Reputation: 115
Let's say I have html file with divs like that:
<div class="message" title="user1"> <span> Hey </span> </div>
<div class="message" title="user1"> <span> It's me </span> </div>
<div class="message" title="user2"> <span> Hi </span> </div>
<div class="message" title="user3"> <span> Ola </span> </div>
How can I get list of all users sending messages?
If I use find
method I get only first user, if I use find_all
I get user1
two times.
Can I somehow make it in one step without deleting duplicates in list made by find_all
?
Upvotes: 1
Views: 53
Reputation: 28630
here's the 2 ways I can only think of doing it:
import bs4
r = '''<div class="message" title="user1"> <span> Hey </span> </div>
<div class="message" title="user1"> <span> It's me </span> </div>
<div class="message" title="user2"> <span> Hi </span> </div>
<div class="message" title="user3"> <span> Ola </span> </div>'''
soup = bs4.BeautifulSoup(r,'html.parser')
messages = soup.find_all('div', {'class':'message'})
users_list = []
for user in messages:
user_id = user.get('title')
if user_id not in users_list:
users_list.append(user_id)
or
import bs4
r = '''<div class="message" title="user1"> <span> Hey </span> </div>
<div class="message" title="user1"> <span> It's me </span> </div>
<div class="message" title="user2"> <span> Hi </span> </div>
<div class="message" title="user3"> <span> Ola </span> </div>'''
soup = bs4.BeautifulSoup(r,'html.parser')

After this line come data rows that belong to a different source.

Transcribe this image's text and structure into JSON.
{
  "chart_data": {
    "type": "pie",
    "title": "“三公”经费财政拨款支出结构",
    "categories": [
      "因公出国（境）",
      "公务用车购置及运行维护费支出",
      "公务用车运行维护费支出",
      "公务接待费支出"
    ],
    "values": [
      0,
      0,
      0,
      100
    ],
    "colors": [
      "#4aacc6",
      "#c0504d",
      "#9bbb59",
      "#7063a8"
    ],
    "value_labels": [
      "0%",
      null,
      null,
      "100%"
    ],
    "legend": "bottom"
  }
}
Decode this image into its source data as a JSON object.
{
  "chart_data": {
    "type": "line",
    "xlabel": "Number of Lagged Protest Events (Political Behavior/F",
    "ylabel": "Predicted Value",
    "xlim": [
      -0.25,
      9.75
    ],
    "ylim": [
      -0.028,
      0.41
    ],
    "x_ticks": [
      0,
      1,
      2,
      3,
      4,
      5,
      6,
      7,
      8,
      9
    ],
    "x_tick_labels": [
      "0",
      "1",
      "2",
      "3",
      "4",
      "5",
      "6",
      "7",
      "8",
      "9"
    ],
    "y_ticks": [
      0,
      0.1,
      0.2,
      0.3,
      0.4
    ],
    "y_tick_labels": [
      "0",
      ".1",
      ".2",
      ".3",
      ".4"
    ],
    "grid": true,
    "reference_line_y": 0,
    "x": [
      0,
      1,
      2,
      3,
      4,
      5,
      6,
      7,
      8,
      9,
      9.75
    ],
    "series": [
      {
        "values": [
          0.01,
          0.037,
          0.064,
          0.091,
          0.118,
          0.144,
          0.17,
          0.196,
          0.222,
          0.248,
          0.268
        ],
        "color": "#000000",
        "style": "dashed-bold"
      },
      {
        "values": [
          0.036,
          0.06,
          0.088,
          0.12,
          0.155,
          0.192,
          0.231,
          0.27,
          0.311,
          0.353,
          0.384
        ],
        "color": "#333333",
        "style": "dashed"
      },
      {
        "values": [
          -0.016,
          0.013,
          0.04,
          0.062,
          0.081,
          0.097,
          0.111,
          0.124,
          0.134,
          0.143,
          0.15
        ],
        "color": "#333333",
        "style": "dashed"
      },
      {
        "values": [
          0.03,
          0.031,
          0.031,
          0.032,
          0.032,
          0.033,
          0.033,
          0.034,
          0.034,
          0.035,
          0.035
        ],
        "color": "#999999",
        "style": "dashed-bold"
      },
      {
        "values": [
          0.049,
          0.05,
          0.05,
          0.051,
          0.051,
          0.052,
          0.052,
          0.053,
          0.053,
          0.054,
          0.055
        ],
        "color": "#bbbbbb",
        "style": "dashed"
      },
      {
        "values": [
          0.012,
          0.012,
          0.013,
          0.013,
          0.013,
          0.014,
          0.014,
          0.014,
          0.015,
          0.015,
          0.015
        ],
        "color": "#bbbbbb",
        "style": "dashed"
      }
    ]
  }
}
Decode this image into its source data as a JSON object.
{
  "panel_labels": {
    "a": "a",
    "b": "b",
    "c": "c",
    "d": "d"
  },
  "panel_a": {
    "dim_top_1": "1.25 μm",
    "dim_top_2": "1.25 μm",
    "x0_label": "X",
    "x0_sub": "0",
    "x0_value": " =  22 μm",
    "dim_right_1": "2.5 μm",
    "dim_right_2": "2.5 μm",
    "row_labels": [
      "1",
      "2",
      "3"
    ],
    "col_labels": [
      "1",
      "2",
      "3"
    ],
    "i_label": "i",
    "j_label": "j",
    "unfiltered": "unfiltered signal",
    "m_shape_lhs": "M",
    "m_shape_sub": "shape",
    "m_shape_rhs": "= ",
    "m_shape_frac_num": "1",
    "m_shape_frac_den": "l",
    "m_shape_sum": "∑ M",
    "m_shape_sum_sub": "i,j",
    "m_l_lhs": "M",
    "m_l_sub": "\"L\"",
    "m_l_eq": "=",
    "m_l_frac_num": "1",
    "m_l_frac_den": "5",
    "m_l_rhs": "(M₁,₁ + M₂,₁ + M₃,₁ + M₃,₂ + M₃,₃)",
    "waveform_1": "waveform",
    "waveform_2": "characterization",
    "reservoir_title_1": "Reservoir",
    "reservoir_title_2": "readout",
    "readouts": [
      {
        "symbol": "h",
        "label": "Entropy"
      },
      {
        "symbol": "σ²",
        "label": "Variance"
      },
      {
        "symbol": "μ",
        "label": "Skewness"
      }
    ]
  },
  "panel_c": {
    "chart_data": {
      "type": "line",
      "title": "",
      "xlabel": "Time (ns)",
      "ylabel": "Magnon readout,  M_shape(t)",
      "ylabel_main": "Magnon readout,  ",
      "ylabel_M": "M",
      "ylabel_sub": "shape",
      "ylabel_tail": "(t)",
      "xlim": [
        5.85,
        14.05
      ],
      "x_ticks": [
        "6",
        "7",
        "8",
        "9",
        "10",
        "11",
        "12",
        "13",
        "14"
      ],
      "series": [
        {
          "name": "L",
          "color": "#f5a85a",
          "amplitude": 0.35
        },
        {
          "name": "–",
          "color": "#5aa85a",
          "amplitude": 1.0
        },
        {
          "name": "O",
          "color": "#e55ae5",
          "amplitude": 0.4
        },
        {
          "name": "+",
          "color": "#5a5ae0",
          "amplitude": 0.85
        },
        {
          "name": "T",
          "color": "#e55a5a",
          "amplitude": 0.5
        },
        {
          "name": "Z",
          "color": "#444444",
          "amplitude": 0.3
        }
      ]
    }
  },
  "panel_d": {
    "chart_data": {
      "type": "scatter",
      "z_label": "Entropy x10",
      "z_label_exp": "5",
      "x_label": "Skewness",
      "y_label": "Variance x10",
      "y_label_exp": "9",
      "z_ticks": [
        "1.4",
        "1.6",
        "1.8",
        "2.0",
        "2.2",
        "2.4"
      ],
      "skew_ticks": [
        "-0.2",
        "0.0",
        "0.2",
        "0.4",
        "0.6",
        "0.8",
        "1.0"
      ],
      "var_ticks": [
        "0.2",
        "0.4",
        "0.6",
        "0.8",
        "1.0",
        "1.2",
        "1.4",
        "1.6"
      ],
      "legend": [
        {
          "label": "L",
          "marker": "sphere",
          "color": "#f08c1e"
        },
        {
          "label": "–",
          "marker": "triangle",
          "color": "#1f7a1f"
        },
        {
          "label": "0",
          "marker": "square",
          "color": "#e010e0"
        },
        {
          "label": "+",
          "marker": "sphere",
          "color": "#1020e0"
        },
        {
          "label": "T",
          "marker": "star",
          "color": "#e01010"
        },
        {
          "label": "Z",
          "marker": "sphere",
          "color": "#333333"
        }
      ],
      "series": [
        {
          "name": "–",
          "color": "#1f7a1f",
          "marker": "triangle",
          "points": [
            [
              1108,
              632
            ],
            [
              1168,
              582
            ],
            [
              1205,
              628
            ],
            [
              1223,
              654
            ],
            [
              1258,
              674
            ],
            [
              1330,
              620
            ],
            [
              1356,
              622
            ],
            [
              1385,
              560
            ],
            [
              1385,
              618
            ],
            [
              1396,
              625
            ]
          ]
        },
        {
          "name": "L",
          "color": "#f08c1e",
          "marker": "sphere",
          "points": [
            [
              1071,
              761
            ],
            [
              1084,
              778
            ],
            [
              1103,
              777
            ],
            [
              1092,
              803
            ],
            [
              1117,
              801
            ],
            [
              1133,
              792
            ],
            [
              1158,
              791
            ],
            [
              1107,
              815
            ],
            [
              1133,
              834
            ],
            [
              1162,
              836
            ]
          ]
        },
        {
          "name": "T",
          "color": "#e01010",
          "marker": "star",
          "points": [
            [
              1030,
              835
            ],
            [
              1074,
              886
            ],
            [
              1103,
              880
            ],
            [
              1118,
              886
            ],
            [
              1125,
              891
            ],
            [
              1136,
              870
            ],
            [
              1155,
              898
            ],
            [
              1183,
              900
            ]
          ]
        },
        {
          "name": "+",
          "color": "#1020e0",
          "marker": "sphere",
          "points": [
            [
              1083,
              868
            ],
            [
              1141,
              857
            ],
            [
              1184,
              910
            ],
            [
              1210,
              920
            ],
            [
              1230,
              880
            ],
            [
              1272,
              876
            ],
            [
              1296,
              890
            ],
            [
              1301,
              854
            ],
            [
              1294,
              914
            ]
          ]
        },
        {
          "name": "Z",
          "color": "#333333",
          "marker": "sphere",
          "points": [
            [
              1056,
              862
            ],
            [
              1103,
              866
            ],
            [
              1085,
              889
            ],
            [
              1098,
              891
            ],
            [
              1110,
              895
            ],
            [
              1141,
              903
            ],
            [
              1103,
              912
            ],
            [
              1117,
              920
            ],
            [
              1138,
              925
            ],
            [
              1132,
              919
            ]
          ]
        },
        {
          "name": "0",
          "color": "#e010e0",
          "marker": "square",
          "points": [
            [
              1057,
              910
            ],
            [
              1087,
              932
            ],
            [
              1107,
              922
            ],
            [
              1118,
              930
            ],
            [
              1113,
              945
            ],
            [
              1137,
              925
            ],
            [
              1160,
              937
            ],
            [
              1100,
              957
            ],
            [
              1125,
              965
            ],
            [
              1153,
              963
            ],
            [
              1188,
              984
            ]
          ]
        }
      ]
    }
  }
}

messages = soup.find_all('div', {'class':'message'})
users_list = list(set([ user.get('title') for user in messages ]))
Upvotes: 1
Reputation: 41091
You could use a custom finder function
seen_users = set()
def users(tag):
username = tag.get('title')
if username and 'message' in tag.get('class', ''):
seen_users.add(username)
return True
tags = soup.find_all(users)
print(seen_users) # {'user1', 'user2', 'user3'}
Upvotes: 1